My hope is that one of our biggest learnings is to continue to focus on iterating on how we illustrate uncertainty better
Simon isn’t alone. Amanda Makulec, a senior data visualisation lead at Excella and the Data Visualisation Society’s operations director, believes Harry’s story is a shining example of responsible data storytelling. “It belongs in a top-five hall of fame for being an illustration of data that helped inspire an entire country, and really the world, to make certain choices that are really hard to make around limiting your activity,” she says.
She advocates that the power of data visualisation is helping people understand complex concepts. In a recent Fast Company article she penned, she warns readers to be wary of misleading charts, graphs, and maps, while also offering advice on how audiences can interpret data visualisations as intended.

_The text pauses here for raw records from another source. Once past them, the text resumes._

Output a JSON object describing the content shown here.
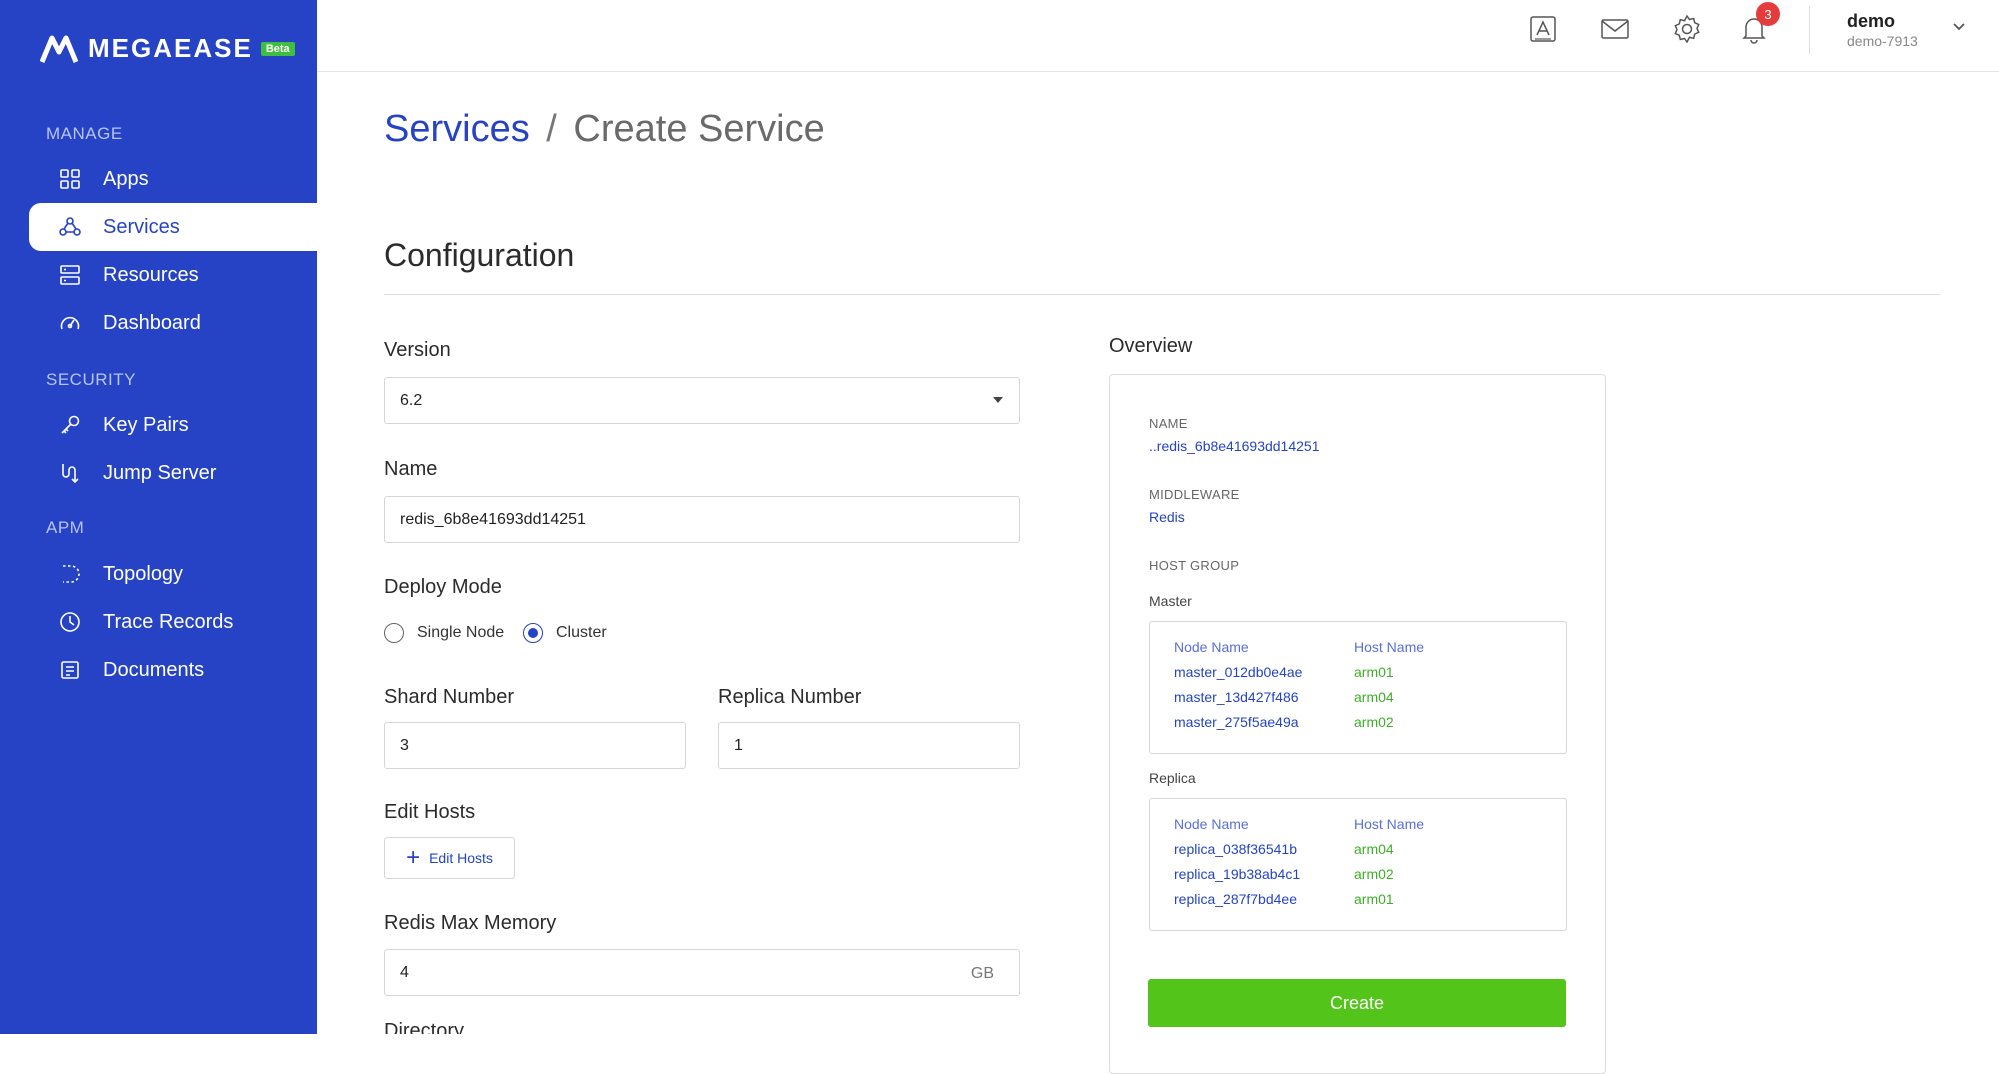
{
  "brand": {
    "name": "MEGAEASE",
    "badge": "Beta"
  },
  "sidebar": {
    "sections": [
      {
        "label": "MANAGE"
      },
      {
        "label": "SECURITY"
      },
      {
        "label": "APM"
      }
    ],
    "items": [
      {
        "label": "Apps",
        "icon": "apps-icon"
      },
      {
        "label": "Services",
        "icon": "services-icon",
        "active": true
      },
      {
        "label": "Resources",
        "icon": "resources-icon"
      },
      {
        "label": "Dashboard",
        "icon": "dashboard-icon"
      },
      {
        "label": "Key Pairs",
        "icon": "key-icon"
      },
      {
        "label": "Jump Server",
        "icon": "jump-server-icon"
      },
      {
        "label": "Topology",
        "icon": "topology-icon"
      },
      {
        "label": "Trace Records",
        "icon": "clock-icon"
      },
      {
        "label": "Documents",
        "icon": "document-icon"
      }
    ]
  },
  "header": {
    "notification_count": "3",
    "user": {
      "name": "demo",
      "id": "demo-7913"
    }
  },
  "breadcrumb": {
    "parent": "Services",
    "separator": "/",
    "current": "Create Service"
  },
  "config": {
    "title": "Configuration",
    "version": {
      "label": "Version",
      "value": "6.2"
    },
    "name": {
      "label": "Name",
      "value": "redis_6b8e41693dd14251"
    },
    "deploy_mode": {
      "label": "Deploy Mode",
      "options": [
        "Single Node",
        "Cluster"
      ],
      "selected": "Cluster"
    },
    "shard": {
      "label": "Shard Number",
      "value": "3"
    },
    "replica": {
      "label": "Replica Number",
      "value": "1"
    },
    "edit_hosts": {
      "label": "Edit Hosts",
      "button": "Edit Hosts"
    },
    "max_memory": {
      "label": "Redis Max Memory",
      "value": "4",
      "unit": "GB"
    },
    "next_label": "Directory"
  },
  "overview": {
    "title": "Overview",
    "name_key": "NAME",
    "name_val": "..redis_6b8e41693dd14251",
    "middleware_key": "MIDDLEWARE",
    "middleware_val": "Redis",
    "host_group_key": "HOST GROUP",
    "columns": {
      "node": "Node Name",
      "host": "Host Name"
    },
    "master": {
      "label": "Master",
      "rows": [
        {
          "node": "master_012db0e4ae",
          "host": "arm01"
        },
        {
          "node": "master_13d427f486",
          "host": "arm04"
        },
        {
          "node": "master_275f5ae49a",
          "host": "arm02"
        }
      ]
    },
    "replica": {
      "label": "Replica",
      "rows": [
        {
          "node": "replica_038f36541b",
          "host": "arm04"
        },
        {
          "node": "replica_19b38ab4c1",
          "host": "arm02"
        },
        {
          "node": "replica_287f7bd4ee",
          "host": "arm01"
        }
      ]
    },
    "create_button": "Create"
  },
  "colors": {
    "primary": "#2543c4",
    "success": "#52c41a",
    "host_green": "#3fae29",
    "badge_red": "#e53b3b"
  }
}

She also highlights the need for people to create responsible designs that add value and make an impact: “How are people going to see it and recognise it in these uncertain times? You don't want to have put something out there that can mislead somebody. And right now, misleading information isn't what we need in the public sphere.”
As for what journalists and designers can learn from this pandemic, her answer is simple: “My hope is that one of our biggest learnings is to continue to focus on iterating on how we illustrate uncertainty better.”